Boris Johnson’s former attorney-general has accused him of doing “unconscionable” damage to Britain’s international reputation in a devastating attack on the prime minister’s plans to tear up parts of the Brexit treaty with the EU.
In an intervention that will heighten unease among Conservative MPs before a week of votes on the government’s internal market bill, Geoffrey Cox said that he could not support efforts to overwrite the withdrawal agreement in the Commons.
Mr Cox, 60, who was sacked from the cabinet by Mr Johnson in February, concluded that he could not support the bill after several days of intense talks with the prime minister and Downing Street advisers, saying that Mr Johnson risked undermining “the standing and reputation of Britain in the world” by breaching international law.
He had refrained from joining the chorus of criticism from Tory grandees over the plans but has broken cover in an article for The Times today to accuse the prime minister of undertaking “to observe treaty obligations with his fingers crossed behind his back”.
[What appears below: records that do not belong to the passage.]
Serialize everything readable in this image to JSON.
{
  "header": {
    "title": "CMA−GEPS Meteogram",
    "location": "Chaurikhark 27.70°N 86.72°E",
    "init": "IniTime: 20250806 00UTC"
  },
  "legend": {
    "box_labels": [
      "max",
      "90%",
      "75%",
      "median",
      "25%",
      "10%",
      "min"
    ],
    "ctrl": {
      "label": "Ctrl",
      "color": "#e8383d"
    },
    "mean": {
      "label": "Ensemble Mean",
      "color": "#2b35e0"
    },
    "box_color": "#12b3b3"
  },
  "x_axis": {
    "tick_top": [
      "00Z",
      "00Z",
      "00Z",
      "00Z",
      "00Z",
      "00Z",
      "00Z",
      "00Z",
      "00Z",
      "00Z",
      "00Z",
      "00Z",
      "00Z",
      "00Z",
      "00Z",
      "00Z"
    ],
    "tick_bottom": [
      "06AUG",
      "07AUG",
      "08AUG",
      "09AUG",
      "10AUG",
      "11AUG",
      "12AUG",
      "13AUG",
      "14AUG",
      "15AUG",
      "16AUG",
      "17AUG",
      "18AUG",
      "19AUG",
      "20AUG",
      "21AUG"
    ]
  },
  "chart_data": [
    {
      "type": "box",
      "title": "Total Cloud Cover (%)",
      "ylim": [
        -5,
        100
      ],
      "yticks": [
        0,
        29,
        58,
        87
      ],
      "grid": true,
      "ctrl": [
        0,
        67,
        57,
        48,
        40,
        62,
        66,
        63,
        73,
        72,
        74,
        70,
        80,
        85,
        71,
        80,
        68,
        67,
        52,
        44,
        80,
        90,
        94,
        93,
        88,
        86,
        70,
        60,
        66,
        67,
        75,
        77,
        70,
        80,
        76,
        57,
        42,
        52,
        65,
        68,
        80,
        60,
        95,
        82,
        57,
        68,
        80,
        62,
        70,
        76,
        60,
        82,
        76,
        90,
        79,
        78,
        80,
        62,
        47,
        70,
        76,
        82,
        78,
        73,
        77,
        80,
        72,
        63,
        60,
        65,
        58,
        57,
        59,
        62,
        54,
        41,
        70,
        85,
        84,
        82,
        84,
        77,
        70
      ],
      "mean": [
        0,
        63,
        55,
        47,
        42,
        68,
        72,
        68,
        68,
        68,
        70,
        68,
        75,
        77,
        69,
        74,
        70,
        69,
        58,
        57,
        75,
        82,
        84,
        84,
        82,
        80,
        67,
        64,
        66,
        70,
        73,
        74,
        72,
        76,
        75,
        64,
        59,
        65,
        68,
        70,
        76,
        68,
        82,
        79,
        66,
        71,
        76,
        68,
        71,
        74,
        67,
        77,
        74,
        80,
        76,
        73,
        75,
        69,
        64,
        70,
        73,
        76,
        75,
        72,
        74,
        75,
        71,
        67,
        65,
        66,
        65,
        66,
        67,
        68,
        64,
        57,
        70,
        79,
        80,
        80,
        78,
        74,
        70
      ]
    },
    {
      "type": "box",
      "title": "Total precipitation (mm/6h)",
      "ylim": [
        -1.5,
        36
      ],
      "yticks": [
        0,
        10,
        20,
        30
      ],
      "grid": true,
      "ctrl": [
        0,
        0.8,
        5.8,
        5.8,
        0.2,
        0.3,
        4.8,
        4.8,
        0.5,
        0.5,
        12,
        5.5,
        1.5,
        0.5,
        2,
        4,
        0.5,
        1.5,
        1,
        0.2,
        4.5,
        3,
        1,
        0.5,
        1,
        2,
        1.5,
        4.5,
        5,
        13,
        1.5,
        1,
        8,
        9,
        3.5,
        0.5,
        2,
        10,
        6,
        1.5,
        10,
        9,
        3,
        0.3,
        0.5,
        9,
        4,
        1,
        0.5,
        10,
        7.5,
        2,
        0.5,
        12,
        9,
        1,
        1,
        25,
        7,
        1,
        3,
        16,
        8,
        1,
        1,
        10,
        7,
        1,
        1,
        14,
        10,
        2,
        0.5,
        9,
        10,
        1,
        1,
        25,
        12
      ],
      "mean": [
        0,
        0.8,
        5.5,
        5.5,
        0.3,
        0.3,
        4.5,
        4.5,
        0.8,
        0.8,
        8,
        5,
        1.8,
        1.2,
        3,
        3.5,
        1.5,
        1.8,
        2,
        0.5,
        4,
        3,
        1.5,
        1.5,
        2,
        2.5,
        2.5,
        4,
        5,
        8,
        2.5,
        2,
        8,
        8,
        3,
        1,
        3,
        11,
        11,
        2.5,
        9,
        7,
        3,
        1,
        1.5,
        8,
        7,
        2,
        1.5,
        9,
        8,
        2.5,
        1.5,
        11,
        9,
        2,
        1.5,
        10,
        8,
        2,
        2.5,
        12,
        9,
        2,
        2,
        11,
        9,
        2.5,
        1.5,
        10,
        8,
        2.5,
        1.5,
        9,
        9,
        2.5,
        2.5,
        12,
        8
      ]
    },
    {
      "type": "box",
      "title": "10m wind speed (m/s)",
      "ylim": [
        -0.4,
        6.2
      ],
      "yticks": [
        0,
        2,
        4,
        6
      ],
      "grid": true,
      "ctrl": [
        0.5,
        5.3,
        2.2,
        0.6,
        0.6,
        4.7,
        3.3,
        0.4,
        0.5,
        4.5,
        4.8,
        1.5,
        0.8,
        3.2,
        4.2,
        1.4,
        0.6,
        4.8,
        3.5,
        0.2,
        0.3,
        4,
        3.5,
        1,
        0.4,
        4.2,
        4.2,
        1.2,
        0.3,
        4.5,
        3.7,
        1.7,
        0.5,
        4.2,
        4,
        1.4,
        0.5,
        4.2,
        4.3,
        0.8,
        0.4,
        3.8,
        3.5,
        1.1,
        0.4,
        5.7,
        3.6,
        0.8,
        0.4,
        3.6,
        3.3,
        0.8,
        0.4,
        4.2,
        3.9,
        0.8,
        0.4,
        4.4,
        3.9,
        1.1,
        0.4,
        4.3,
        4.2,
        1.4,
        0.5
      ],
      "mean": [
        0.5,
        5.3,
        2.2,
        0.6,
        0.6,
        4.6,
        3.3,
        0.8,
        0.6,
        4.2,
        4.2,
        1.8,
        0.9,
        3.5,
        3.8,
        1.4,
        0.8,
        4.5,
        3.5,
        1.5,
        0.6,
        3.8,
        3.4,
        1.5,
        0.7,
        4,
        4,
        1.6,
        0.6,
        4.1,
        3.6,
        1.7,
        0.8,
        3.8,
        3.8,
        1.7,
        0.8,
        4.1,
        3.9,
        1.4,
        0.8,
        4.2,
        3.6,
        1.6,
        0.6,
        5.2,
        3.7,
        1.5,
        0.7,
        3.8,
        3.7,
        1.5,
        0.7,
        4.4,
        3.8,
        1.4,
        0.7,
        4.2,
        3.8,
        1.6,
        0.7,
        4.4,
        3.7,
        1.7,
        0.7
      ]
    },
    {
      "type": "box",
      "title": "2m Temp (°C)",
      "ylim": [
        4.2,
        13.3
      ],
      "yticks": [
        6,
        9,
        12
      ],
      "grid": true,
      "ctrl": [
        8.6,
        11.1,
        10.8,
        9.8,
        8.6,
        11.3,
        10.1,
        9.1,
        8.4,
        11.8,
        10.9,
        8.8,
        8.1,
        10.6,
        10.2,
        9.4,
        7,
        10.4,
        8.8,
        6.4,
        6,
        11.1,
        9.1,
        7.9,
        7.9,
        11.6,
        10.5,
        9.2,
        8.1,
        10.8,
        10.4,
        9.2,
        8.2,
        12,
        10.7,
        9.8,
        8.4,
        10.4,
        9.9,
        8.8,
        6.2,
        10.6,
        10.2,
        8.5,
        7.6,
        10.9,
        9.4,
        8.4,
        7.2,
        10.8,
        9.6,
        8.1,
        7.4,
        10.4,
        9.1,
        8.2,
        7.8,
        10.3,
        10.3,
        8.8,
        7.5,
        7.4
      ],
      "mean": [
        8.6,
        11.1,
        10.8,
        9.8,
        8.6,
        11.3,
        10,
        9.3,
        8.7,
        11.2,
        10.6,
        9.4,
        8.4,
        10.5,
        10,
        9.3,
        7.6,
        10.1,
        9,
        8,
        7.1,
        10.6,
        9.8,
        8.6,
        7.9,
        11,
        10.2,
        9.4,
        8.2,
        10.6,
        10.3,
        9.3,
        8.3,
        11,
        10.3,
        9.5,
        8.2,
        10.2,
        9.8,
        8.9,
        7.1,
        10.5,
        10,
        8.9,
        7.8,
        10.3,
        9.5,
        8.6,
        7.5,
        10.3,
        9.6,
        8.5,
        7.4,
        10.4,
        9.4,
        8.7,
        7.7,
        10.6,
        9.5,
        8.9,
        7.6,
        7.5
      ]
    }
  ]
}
He writes: “When the Queen’s minister gives his word, on her behalf, it should be axiomatic that he will keep it, even if the consequences are unpalatable.”
Ministers have “a duty to interpret and execute both the agreement and the protocol in good faith”, Mr Cox adds. He says that checks on goods travelling between Great Britain and Northern Ireland were an “unpalatable but inescapable” feature of the agreement.
More than a dozen Conservative MPs had been awaiting Mr Cox’s opinion before deciding whether to back the bill, which has its second reading in the Commons today. They are now likely to join a rebellion.
Mr Cox’s comments echoed his decisive intervention before the second meaningful vote on Theresa May’s withdrawal agreement last year, which fell after he told MPs that Britain could remain locked in a customs union with the EU. He writes : “It is unconscionablethat this country, justly famous for its regard for the rule of law around the world, should act in such a way.”
In a direct attack on his successor, Suella Braverman, and Robert Buckland, the justice secretary, he added: “What ministers should not do . . . is to take or use powers permanently and unilaterally to rewrite portions of an agreement into which this country freely entered just a few months ago.”
The leading barrister Lord Pannick, QC, told The Times that “no responsible or reputable lord chancellor or attorney-general could remain in office” if they supported the bill.
Mr Cox was close to Mr Johnson before his sacking. He spoke at his launch to become Tory leader and as attorney-general defended the prime minister’s move to prorogue parliament.
With a Commons majority of 80 and the support of an additional eight DUP MPs Mr Johnson is all but certain of winning today’s vote on the second reading of the internal market bill.
Rebel Tory MPs say they will hold fire until the Commons votes on an amendment tabled by the Tory chairman of the justice committee, Sir Bob Neill, due a week today.
As the prospect of a trade deal with the EU diminishes, car makers from Britain and the rest of the bloc have joined forces to demand negotiators “pull out all the stops” to prevent Britain reverting to World Trade Organisation rules from the start of next year. Jobs would be lost and car prices would rise if border tariffs were imposed, the 23 groups said.